Positional patterns in C Sharp (C#) - Time & Space Complexity
We want to understand how long it takes for a program using positional patterns to run as the input grows.
Specifically, how does the time change when matching patterns in data structures?
Analyze the time complexity of the following code snippet.
record Point(int X, int Y);
string DescribePoint(Point p) => p switch
{
(0, 0) => "Origin",
(var x, 0) => $"X={x} on X-axis",
(0, var y) => $"Y={y} on Y-axis",
(var x, var y) => $"Point at ({x},{y})"
};
This code uses positional patterns to check where a point lies and returns a description.
Identify the loops, recursion, array traversals that repeat.
- Primary operation: Matching the input point against each pattern in the switch.
- How many times: Each call checks up to 4 patterns in order until one matches.
Each point checked runs through the same fixed number of pattern checks.

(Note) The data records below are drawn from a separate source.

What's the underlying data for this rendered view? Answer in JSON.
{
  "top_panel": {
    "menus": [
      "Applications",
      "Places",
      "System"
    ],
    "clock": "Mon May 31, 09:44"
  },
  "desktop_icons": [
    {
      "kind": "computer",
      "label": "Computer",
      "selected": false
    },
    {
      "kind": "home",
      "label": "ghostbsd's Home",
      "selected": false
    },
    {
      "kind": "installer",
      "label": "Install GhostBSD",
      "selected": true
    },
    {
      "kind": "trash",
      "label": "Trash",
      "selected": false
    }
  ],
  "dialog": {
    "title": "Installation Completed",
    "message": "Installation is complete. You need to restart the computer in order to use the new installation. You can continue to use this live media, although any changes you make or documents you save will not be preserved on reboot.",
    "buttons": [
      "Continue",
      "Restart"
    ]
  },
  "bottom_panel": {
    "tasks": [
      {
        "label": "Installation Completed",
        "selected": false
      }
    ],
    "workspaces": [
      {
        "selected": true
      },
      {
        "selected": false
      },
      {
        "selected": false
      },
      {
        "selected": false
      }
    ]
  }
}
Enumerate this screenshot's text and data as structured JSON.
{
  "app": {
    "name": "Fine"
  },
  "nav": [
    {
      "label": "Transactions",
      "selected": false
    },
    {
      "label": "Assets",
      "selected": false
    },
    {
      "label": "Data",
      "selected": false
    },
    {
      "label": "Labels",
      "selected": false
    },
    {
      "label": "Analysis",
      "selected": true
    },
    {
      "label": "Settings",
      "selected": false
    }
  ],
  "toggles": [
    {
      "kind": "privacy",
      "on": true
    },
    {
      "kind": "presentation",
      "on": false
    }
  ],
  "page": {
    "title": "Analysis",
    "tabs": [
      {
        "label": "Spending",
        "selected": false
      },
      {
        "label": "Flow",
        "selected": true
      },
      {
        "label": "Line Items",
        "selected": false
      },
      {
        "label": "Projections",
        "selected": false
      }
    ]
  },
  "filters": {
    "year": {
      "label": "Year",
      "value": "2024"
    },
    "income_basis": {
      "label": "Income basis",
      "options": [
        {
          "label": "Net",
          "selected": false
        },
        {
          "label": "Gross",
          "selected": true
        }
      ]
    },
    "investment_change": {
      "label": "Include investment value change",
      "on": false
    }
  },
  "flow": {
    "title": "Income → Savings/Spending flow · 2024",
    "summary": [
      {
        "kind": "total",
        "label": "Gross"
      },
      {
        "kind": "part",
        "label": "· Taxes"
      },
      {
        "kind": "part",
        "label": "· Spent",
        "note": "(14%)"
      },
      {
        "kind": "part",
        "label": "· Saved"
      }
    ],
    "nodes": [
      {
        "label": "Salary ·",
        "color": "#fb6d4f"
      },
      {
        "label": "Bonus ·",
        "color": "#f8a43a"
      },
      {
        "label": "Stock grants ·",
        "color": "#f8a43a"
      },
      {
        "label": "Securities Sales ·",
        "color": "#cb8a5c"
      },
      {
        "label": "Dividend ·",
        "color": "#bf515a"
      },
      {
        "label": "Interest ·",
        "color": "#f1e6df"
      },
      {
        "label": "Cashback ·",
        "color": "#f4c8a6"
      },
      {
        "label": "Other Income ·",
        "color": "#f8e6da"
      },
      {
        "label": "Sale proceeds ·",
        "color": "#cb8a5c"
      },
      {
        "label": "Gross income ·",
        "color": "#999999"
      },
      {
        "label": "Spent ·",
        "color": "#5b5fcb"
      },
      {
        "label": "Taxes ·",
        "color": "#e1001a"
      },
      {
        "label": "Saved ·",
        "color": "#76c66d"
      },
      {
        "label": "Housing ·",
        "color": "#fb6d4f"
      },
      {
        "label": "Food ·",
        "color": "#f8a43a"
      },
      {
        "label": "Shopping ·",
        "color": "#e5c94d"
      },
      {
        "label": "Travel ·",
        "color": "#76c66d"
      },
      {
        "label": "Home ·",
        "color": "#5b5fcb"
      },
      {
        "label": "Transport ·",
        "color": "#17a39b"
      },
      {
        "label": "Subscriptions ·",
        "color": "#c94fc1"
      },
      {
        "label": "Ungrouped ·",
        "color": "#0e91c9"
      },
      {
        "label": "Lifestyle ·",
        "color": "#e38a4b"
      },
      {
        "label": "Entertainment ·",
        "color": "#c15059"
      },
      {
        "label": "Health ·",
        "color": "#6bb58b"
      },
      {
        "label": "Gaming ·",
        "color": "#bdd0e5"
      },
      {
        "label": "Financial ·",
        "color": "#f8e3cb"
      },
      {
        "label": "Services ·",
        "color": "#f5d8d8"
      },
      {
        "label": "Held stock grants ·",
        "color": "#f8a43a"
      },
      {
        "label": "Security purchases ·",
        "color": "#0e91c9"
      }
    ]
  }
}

| Input Size (n) | Approx. Operations |
|---|---|
| 10 | About 40 pattern checks (10 points x 4 patterns) |
| 100 | About 400 pattern checks |
| 1000 | About 4000 pattern checks |
Pattern observation: The number of operations grows directly with the number of points checked.
Time Complexity: O(n)
This means the time to run grows in a straight line as you check more points.
[X] Wrong: "Positional patterns make the code run slower exponentially because of multiple checks."
[OK] Correct: Each pattern check is constant time and fixed in number, so total time grows linearly with input size, not exponentially.
Understanding how pattern matching scales helps you explain your code's efficiency clearly and confidently.
What if we added more patterns to the switch? How would the time complexity change?